La genesi dell'indagine, la sfera politica con un focus sulle elezioni di Terracina del 2016 e infine l'esame di Armando Lallà Di Silvio.

In due ore il processo Scheggia ha toccato buona parte dei punti dell'inchiesta dove viene ipotizzata dai magistrati della Dda l'aggravante del metodo mafioso. Il dibattimento si è aperto con il controesame del dirigente della Squadra Mobile Giuseppe Pontecorvo che ha risposto alle domande degli avvocati Lorenzo Magnarelli e Oreste Palmieri, legali rispettivamente di Gina Cetrone, ex consigliera regionale e Armando Lallà Di Silvio.
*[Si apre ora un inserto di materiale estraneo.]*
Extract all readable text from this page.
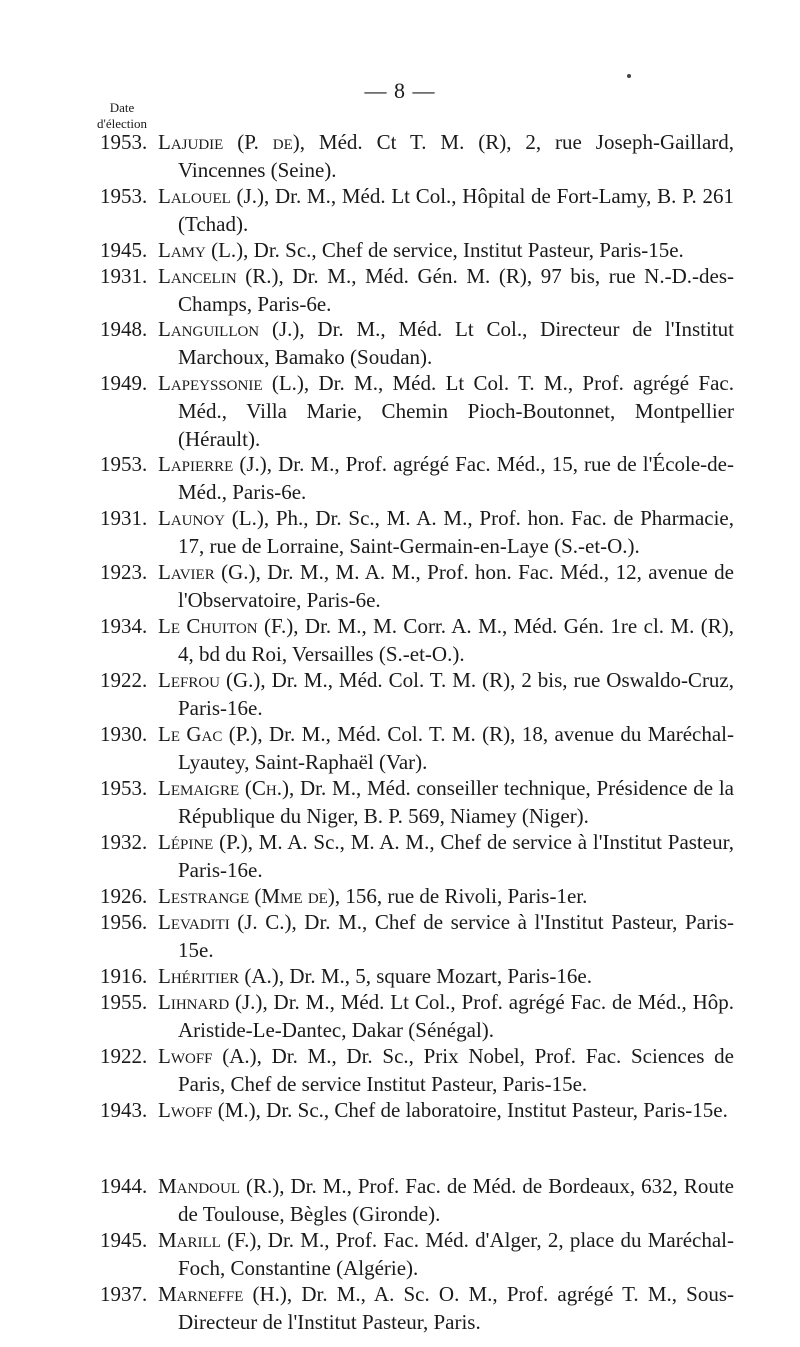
— 8 —
Date
d'élection
1953. Lajudie (P. de), Méd. Ct T. M. (R), 2, rue Joseph-Gaillard, Vincennes (Seine).
1953. Lalouel (J.), Dr. M., Méd. Lt Col., Hôpital de Fort-Lamy, B. P. 261 (Tchad).
1945. Lamy (L.), Dr. Sc., Chef de service, Institut Pasteur, Paris-15e.
1931. Lancelin (R.), Dr. M., Méd. Gén. M. (R), 97 bis, rue N.-D.-des-Champs, Paris-6e.
1948. Languillon (J.), Dr. M., Méd. Lt Col., Directeur de l'Institut Marchoux, Bamako (Soudan).
1949. Lapeyssonie (L.), Dr. M., Méd. Lt Col. T. M., Prof. agrégé Fac. Méd., Villa Marie, Chemin Pioch-Boutonnet, Montpellier (Hérault).
1953. Lapierre (J.), Dr. M., Prof. agrégé Fac. Méd., 15, rue de l'École-de-Méd., Paris-6e.
1931. Launoy (L.), Ph., Dr. Sc., M. A. M., Prof. hon. Fac. de Pharmacie, 17, rue de Lorraine, Saint-Germain-en-Laye (S.-et-O.).
1923. Lavier (G.), Dr. M., M. A. M., Prof. hon. Fac. Méd., 12, avenue de l'Observatoire, Paris-6e.
1934. Le Chuiton (F.), Dr. M., M. Corr. A. M., Méd. Gén. 1re cl. M. (R), 4, bd du Roi, Versailles (S.-et-O.).
1922. Lefrou (G.), Dr. M., Méd. Col. T. M. (R), 2 bis, rue Oswaldo-Cruz, Paris-16e.
1930. Le Gac (P.), Dr. M., Méd. Col. T. M. (R), 18, avenue du Maréchal-Lyautey, Saint-Raphaël (Var).
1953. Lemaigre (Ch.), Dr. M., Méd. conseiller technique, Présidence de la République du Niger, B. P. 569, Niamey (Niger).
1932. Lépine (P.), M. A. Sc., M. A. M., Chef de service à l'Institut Pasteur, Paris-16e.
1926. Lestrange (Mme de), 156, rue de Rivoli, Paris-1er.
1956. Levaditi (J. C.), Dr. M., Chef de service à l'Institut Pasteur, Paris-15e.
1916. Lhéritier (A.), Dr. M., 5, square Mozart, Paris-16e.
1955. Lihnard (J.), Dr. M., Méd. Lt Col., Prof. agrégé Fac. de Méd., Hôp. Aristide-Le-Dantec, Dakar (Sénégal).
1922. Lwoff (A.), Dr. M., Dr. Sc., Prix Nobel, Prof. Fac. Sciences de Paris, Chef de service Institut Pasteur, Paris-15e.
1943. Lwoff (M.), Dr. Sc., Chef de laboratoire, Institut Pasteur, Paris-15e.
1944. Mandoul (R.), Dr. M., Prof. Fac. de Méd. de Bordeaux, 632, Route de Toulouse, Bègles (Gironde).
1945. Marill (F.), Dr. M., Prof. Fac. Méd. d'Alger, 2, place du Maréchal-Foch, Constantine (Algérie).
1937. Marneffe (H.), Dr. M., A. Sc. O. M., Prof. agrégé T. M., Sous-Directeur de l'Institut Pasteur, Paris.
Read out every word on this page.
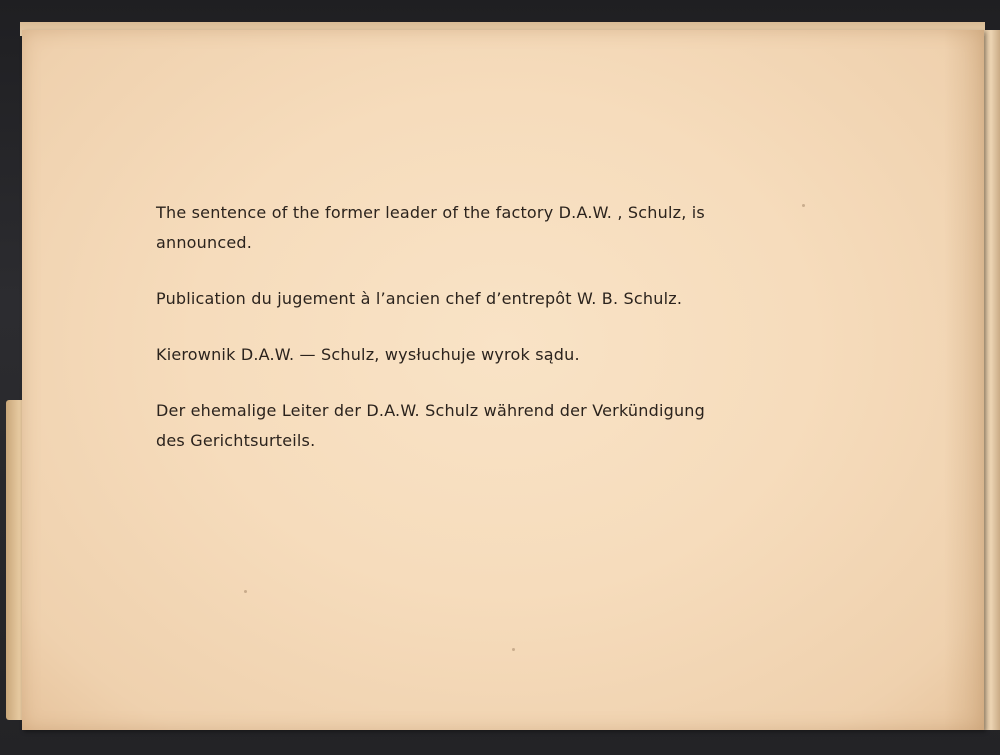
The sentence of the former leader of the factory D.A.W. , Schulz, is
announced.

Publication du jugement à l’ancien chef d’entrepôt W. B. Schulz.

Kierownik D.A.W. — Schulz, wysłuchuje wyrok sądu.

Der ehemalige Leiter der D.A.W. Schulz während der Verkündigung
des Gerichtsurteils.
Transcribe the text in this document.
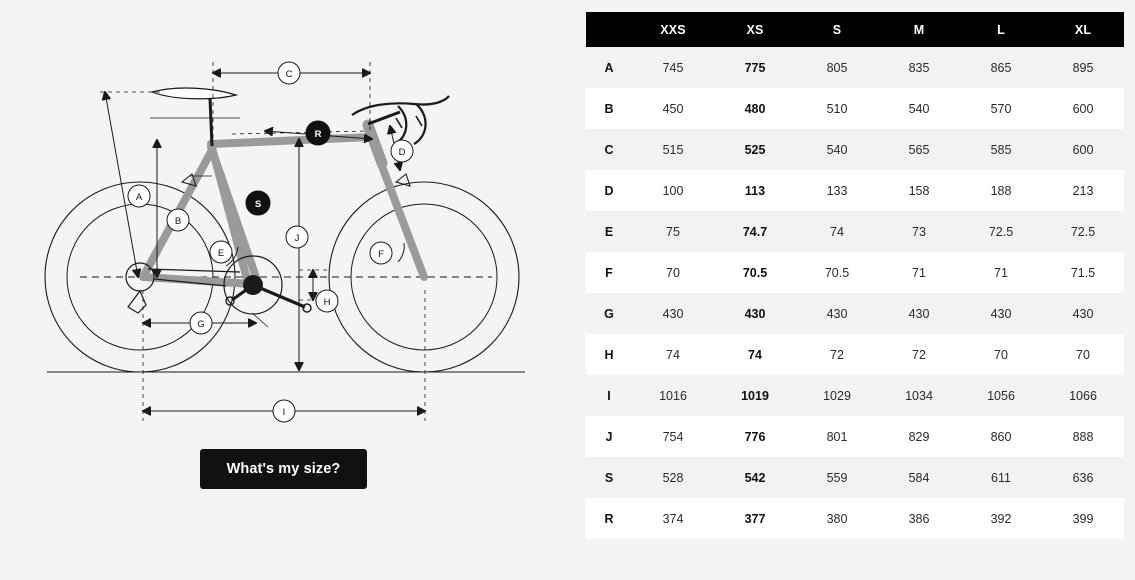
A
B
C
D
E	F
G
H
I
J
R
S
What's my size?
	XXS	XS	S	M	L	XL
A	745	775	805	835	865	895
B	450	480	510	540	570	600
C	515	525	540	565	585	600
D	100	113	133	158	188	213
E	75	74.7	74	73	72.5	72.5
F	70	70.5	70.5	71	71	71.5
G	430	430	430	430	430	430
H	74	74	72	72	70	70
I	1016	1019	1029	1034	1056	1066
J	754	776	801	829	860	888
S	528	542	559	584	611	636
R	374	377	380	386	392	399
«Il 27 maggio del 2016 abbiamo fatto un servizio a tutela di Gina Cetrone perché conoscevamo come soggetto Agostino Riccardo e lo stavamo seguendo, ma non vi sono state azioni ritorsive, questo lo abbiamo escluso», ha detto analizzando le fasi salienti dell'inchiesta.
Il dirigente della Mobile ha aggiunto che Umberto Pagliaroli nella primavera del 2016 ha inviato dei messaggi tramite Facebook al collaboratore di giustizia, in cui si discuteva della propaganda elettorale. Nel corso del controesame l'avvocato di Armando Lallà Di Silvio, ha puntato a dimostrare che non vi è stato alcun rapporto diretto tra l'imputato e gli imprenditori Pagliaroli e Cetrone. Secondo la difesa il tabulato di una chiamata della durata di 63 secondi tra l'utenza in uso ad Armando Di Silvio e quella in uso a Pagliaroli non ha valore investigativo. Per l'accusa invece non è così, anzi è una traccia importante perché il 26 aprile del 2016 - ha ripetuto il dirigente della Mobile - Pagliaroli invia uno screenshot di una foto di Gina Cetrone ad Agostino Riccardo.
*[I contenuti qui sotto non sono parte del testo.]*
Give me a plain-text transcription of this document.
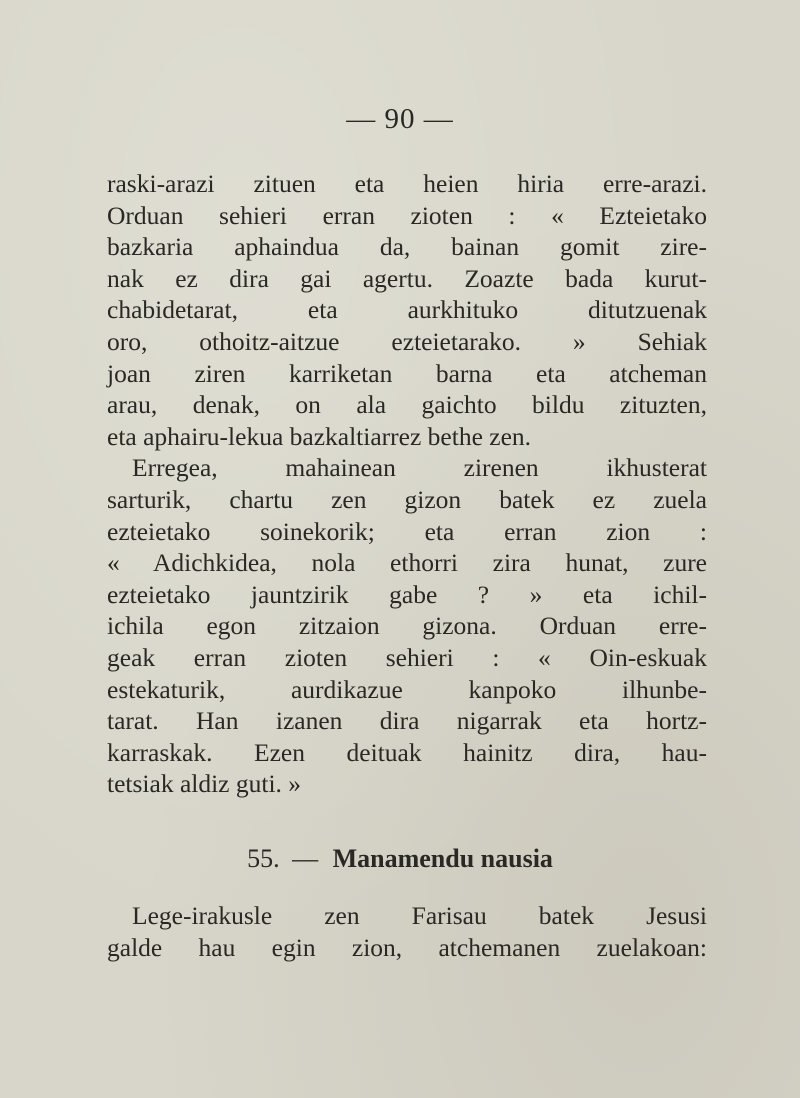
— 90 —
raski-arazi zituen eta heien hiria erre-arazi.
Orduan sehieri erran zioten : « Ezteietako
bazkaria aphaindua da, bainan gomit zire-
nak ez dira gai agertu. Zoazte bada kurut-
chabidetarat, eta aurkhituko ditutzuenak
oro, othoitz-aitzue ezteietarako. » Sehiak
joan ziren karriketan barna eta atcheman
arau, denak, on ala gaichto bildu zituzten,
eta aphairu-lekua bazkaltiarrez bethe zen.
Erregea, mahainean zirenen ikhusterat
sarturik, chartu zen gizon batek ez zuela
ezteietako soinekorik; eta erran zion :
« Adichkidea, nola ethorri zira hunat, zure
ezteietako jauntzirik gabe ? » eta ichil-
ichila egon zitzaion gizona. Orduan erre-
geak erran zioten sehieri : « Oin-eskuak
estekaturik, aurdikazue kanpoko ilhunbe-
tarat. Han izanen dira nigarrak eta hortz-
karraskak. Ezen deituak hainitz dira, hau-
tetsiak aldiz guti. »
55. — Manamendu nausia
Lege-irakusle zen Farisau batek Jesusi
galde hau egin zion, atchemanen zuelakoan:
Una volta finita la deposizione del dirigente della Mobile, il pubblico ministero Corrado Fasanelli ha posto l'attenzione sulla testimonianza dell'ex parlamentare Pasquale Maietta (chiamato dalla difesa della Cetrone), e ha sostenuto che è accusato in un altro procedimento della Dda di violenza privata per delle minacce ricevute nel 2015 da un consigliere comunale di Terracina, ha osservato il magistrato.

Il punto è relativo al fatto se sarà o meno ascoltato con un avvocato e su questo i giudici decideranno.

Nella seconda parte dell'udienza ha parlato in videoconferenza dal carcere Armando Lallà Di Silvio e si è svolto l'esame dell'imputato. Ha negato di conoscere Gina Cetrone e Umberto Pagliaroli. «Non li conosco, mai visti in vita mia. E' da 30 anni che non vado a votare e non mi sono interessato di politica – ha ripetuto – non ho mai frequentato Terracina. Signor giudice non sono un capo, sono un povero zingaro». Il pm ha chiesto dei rapporti con Riccardo Agostino, Armando Lallà Di Silvio ha sottolineato quello che aveva ribadito già durante altre udienze e con alcune dichiarazioni spontanee. «Ha strumentalizzato il cognome nostro, dicendo in giro che gli zingari sono cattivi e sparano –ha ribadito – mi ha messo in un mare di guai, lo conosco perché frequentava i miei figli Samuele e Gianluca, non ho avuto rapporti con lui, andavano girovagando. Non so chi me li ha portati Agostino Riccardo e Renato Pugliese. Loro si spacciavano per zingari ma non lo sono». Sui rapporti con i collaboratori di giustizia, ha ripetuto che: «Non ho mai preso un centesimo da Agostino Riccardo, sono io che gli ho dato qualche euro per comprare le sigarette ma li spendeva giocando, chiedeva i soldi a tutti a nome dei Di Silvio anche agli avvocati».

Dopo quasi un'ora l'esame di Armando Lallà Di Silvio è finito. Poi sarà il turno nella prossima udienza degli altri imputati.